Frequently Asked Questions
What is a Manufactured Home?
A residential dwelling built in accordance with the Federal Manufactured Home Construction and Safety Standards. These homes are most often referred to as HUD code homes.
How are Manufactured Homes Built?
Manufactured homes are simply that, homes constructed in a manufacturing facility. The process is similar to car construction in that the homes are constructed in phases in an assembly line type process. This allows for high levels of quality control and assurance.
Manufactured homes are the only type of housing built to a federal standard.
Since June 15, 1976, manufactured homes have been required by law to meet the standards of the HUD Code, which is regulated by the U.S. Department of Housing and Urban Development.
The HUD Code prescribes performance standards for heating, plumbing, air conditioning, thermal and electrical systems.
Every manufactured home is inspected in at least one stage of production by a third-party HUD certified agency. Also, each manufactured home is inspected at every stage of the construction process according to a quality assurance manual, this inspection process is also monitored by a third-party agency.
Who lives in Manufactured Homes?
14.9% of North Carolinians lived in manufactured homes in 1990. Since 1990, more than 100,000 new manufactured homes have been sold in North Carolina.
15% of single-family home starts in North Carolina are manufactured.
Are Manufactured Homes durable?
There is virtually no difference between manufactured housing and site built housing with regards to the life expectancy of the home. How well the homeowner maintains the home is the determining factor.
The average habitable life of a new, year round occupied manufactured home is over 55 years at time of construction.
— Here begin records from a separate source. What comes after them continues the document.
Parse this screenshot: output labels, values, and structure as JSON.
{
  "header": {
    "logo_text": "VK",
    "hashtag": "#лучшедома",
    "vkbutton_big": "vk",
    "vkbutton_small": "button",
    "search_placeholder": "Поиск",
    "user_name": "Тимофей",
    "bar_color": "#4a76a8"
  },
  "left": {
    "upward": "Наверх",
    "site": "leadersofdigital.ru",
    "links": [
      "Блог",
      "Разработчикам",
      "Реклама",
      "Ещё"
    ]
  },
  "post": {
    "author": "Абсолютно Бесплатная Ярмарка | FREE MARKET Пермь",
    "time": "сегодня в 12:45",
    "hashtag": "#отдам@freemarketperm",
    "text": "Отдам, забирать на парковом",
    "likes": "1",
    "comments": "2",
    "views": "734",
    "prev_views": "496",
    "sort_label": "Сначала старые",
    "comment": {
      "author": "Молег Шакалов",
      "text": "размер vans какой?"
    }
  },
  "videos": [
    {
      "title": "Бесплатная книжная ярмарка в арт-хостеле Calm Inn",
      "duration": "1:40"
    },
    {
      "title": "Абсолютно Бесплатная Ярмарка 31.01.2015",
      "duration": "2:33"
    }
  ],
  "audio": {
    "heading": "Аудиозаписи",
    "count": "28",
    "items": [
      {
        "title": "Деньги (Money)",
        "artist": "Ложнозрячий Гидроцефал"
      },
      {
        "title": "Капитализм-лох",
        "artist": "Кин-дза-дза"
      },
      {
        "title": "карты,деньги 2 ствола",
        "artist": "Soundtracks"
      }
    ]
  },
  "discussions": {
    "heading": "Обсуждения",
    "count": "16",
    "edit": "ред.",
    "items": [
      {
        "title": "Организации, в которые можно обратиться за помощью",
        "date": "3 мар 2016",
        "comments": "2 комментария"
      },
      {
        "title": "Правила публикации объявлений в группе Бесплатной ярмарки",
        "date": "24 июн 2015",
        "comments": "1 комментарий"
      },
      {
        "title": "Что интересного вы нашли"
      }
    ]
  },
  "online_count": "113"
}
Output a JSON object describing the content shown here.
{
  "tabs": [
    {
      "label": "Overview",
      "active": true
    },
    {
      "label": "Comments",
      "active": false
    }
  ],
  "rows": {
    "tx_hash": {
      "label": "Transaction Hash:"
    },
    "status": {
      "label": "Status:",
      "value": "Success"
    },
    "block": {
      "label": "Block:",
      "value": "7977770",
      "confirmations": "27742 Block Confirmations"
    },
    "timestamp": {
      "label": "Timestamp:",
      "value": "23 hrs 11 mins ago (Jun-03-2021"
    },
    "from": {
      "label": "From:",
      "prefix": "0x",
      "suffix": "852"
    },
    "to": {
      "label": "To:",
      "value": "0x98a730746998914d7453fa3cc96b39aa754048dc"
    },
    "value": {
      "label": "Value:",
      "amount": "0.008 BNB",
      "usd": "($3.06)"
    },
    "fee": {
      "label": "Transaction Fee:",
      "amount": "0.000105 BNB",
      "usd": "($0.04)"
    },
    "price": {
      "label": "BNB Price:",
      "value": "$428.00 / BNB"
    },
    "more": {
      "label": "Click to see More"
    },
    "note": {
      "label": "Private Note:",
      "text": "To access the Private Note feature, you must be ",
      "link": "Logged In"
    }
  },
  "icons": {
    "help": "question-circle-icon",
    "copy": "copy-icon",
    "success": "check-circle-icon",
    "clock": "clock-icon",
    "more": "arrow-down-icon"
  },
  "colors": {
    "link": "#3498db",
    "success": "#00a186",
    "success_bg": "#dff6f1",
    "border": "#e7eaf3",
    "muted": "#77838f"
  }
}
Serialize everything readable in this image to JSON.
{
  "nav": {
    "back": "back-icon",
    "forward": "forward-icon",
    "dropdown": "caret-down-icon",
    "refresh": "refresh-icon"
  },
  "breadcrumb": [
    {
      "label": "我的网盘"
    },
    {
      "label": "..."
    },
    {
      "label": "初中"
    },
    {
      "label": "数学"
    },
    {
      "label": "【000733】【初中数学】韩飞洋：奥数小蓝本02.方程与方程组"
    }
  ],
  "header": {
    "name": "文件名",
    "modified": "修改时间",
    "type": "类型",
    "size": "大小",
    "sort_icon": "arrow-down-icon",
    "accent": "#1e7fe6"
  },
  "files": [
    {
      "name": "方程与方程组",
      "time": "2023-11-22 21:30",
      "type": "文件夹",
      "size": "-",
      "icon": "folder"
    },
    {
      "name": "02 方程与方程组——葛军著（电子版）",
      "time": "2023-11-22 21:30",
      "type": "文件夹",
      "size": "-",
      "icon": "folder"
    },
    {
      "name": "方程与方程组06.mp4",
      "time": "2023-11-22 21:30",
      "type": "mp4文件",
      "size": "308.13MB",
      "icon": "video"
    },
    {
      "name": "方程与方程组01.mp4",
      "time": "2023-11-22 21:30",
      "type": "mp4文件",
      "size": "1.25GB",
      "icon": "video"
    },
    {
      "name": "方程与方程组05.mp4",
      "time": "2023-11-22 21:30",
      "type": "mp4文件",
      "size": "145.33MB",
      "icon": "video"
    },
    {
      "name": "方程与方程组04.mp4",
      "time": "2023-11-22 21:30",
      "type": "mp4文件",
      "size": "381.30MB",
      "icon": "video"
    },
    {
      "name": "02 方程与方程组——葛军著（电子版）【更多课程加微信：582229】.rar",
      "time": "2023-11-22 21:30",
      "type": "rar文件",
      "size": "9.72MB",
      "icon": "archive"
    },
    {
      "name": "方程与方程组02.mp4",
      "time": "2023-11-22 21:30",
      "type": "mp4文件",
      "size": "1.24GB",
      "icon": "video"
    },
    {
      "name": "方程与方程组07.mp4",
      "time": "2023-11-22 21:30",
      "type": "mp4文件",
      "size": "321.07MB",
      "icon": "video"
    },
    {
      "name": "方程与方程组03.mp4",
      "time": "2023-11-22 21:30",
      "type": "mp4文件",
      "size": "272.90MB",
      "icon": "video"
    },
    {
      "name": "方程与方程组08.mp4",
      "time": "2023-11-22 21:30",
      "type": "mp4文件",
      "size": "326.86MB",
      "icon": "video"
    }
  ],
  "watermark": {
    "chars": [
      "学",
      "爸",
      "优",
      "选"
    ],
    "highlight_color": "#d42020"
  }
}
This is virtually identical to the average for site-built homes.
Are Manufactured Homes really safe?
The fact is that manufactured homes are less prone to fire than homes built on site, according to a report released by the Foremost Insurance Company. This study revealed that site-built homes are actually twice as likely to experience a fire.
Strict construction codes regulated by the HUD Code have improved the fire safety of manufactured homes.
In 1996, there were 9,810 residential fires in North Carolina. Of those, only 7% occurred in manufactured homes.
Can Manufactured Homes withstand storm damage?
North Carolina and HUD set strict requirements governing the installation of manufactured homes that meet and sometimes exceed those for site-built homes.
A direct hit from a severe storm such as a tornado or hurricane will bring about severe damage or destruction to any home in its path.
In non-hurricane prone areas, manufactured homes are built to withstand sustained winds of 90 miles- per-hour. In zones prone to hurricane force winds, the wind safety standards require manufactured homes be resistant to winds up to 100 miles-per-hour (Wind Zone II) and up to 110 miles-per-hour (Wind Zone III).
In April of 1997, North Carolina upgraded its residential building code to match the requirements for HUD code homes in hurricane prone areas. This was because manufactured homes performed better than site-built homes during hurricane Fran the previous year.
Why are they affordable?
Materials are purchased in high volume, resulting in significant cost savings.
Materials are protected inside the factory, eliminating damage from weather resulting in cost savings by reducing waste to an absolute minimum.
The construction process is more efficient than that of site-builders, again saving time and money.
Do Manufactured Homes appreciate in value?
A 1997 study by East Carolina University found that when manufactured homes are located on a fixed foundation and are listed as real property, they appreciate at rates comparable to site built homes. Also the study found that manufactured homes do NOT affect the overall appreciation rate of site built homes in close proximity.
When properly sited and maintained, manufactured homes will appreciate at the same rate as other homes in surrounding areas.